My motto has been "to live life to the fullest without any regrets", and even when I have regrets I rationalize them as learning experiences and try not to dwell too deeply on them. Life isn't always how you want it to be though.

Some things I regret: Not telling my grandmother how much loved her and admired her strength of will. My family used to live with her after she retired. Shortly before she died she became really cranky and miserable and wouldn't brook any argument from anyone, regardless of the situation. Hated being near her or coming to visit. Out of everyone in the family I've come to realize I'm probably the most like her. The older I get and the more I learn about her, is the more I come to respect her and miss having her wisdom. REGRET #1 Thinking that an old sick woman wasn't worth my respect or attention.

I am to this day an ardent bookworm. But at least now I'm a sociable one. My mother and brother used to call me anti social for my habit of not only taking books everywhere I was going, but reading them while we were visiting other people or had guests over. Many times when my mum wanted to take me on some trip with her I would say no and then go back into whatever book I was reading. Needless to say this usually disappointed her. Took a while before I could see and then admit that I was hiding.

Truth was I really wanted to go. But I wasn't comfortable socializing with other people. It was so much easier to go off into a book and daydream about a fantastic life, not totally removed from everyday events. I wouldn't have to deal with my two left feet, or being too blunt. These bring me to REGRET #2 Letting my insecurities control how I lived.
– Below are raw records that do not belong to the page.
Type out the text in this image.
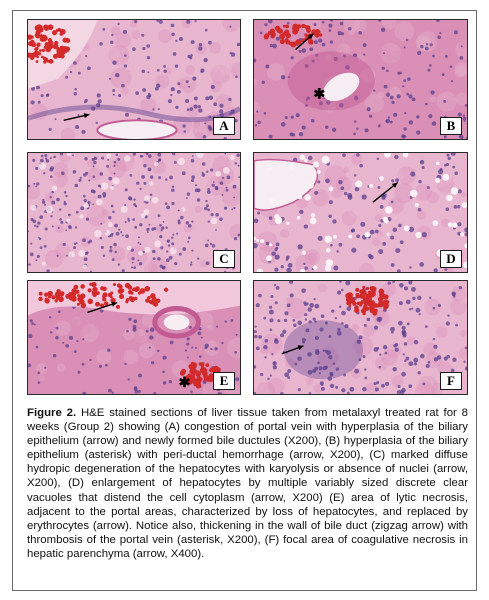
A
✱
B
C	D
✱	E	F
Figure 2. H&E stained sections of liver tissue taken from metalaxyl treated rat for 8 weeks (Group 2) showing (A) congestion of portal vein with hyperplasia of the biliary epithelium (arrow) and newly formed bile ductules (X200), (B) hyperplasia of the biliary epithelium (asterisk) with peri-ductal hemorrhage (arrow, X200), (C) marked diffuse hydropic degeneration of the hepatocytes with karyolysis or absence of nuclei (arrow, X200), (D) enlargement of hepatocytes by multiple variably sized discrete clear vacuoles that distend the cell cytoplasm (arrow, X200) (E) area of lytic necrosis, adjacent to the portal areas, characterized by loss of hepatocytes, and replaced by erythrocytes (arrow). Notice also, thickening in the wall of bile duct (zigzag arrow) with thrombosis of the portal vein (asterisk, X200), (F) focal area of coagulative necrosis in hepatic parenchyma (arrow, X400).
Striving not to have any regrets has led me down a few back roads which I won't discuss here :) But I've become more the person who I dreamed about when I was young. And I did it by enjoying who I am and enjoying who other people are. I have a strong feeling that my children will do the same mistakes I did. God grant me the grace to love and trust them through all they do, even when they hurt me as I have my mum and grandmother. Give them peace.

2 comments:

Rae said...

Powerful stuff Meli. Thanks for this one.

laroper18 said...

I can relate. I think sometimes I still have anti-social tendencies, and the sad part is sometimes it seems biased toward a certain "group" of people who I have not yet developed a close-enough relationship with, or if I have, they just aren't "one set of people" or do a certain set of things that has somehow become an integral part of who I am and what I like and enjoy.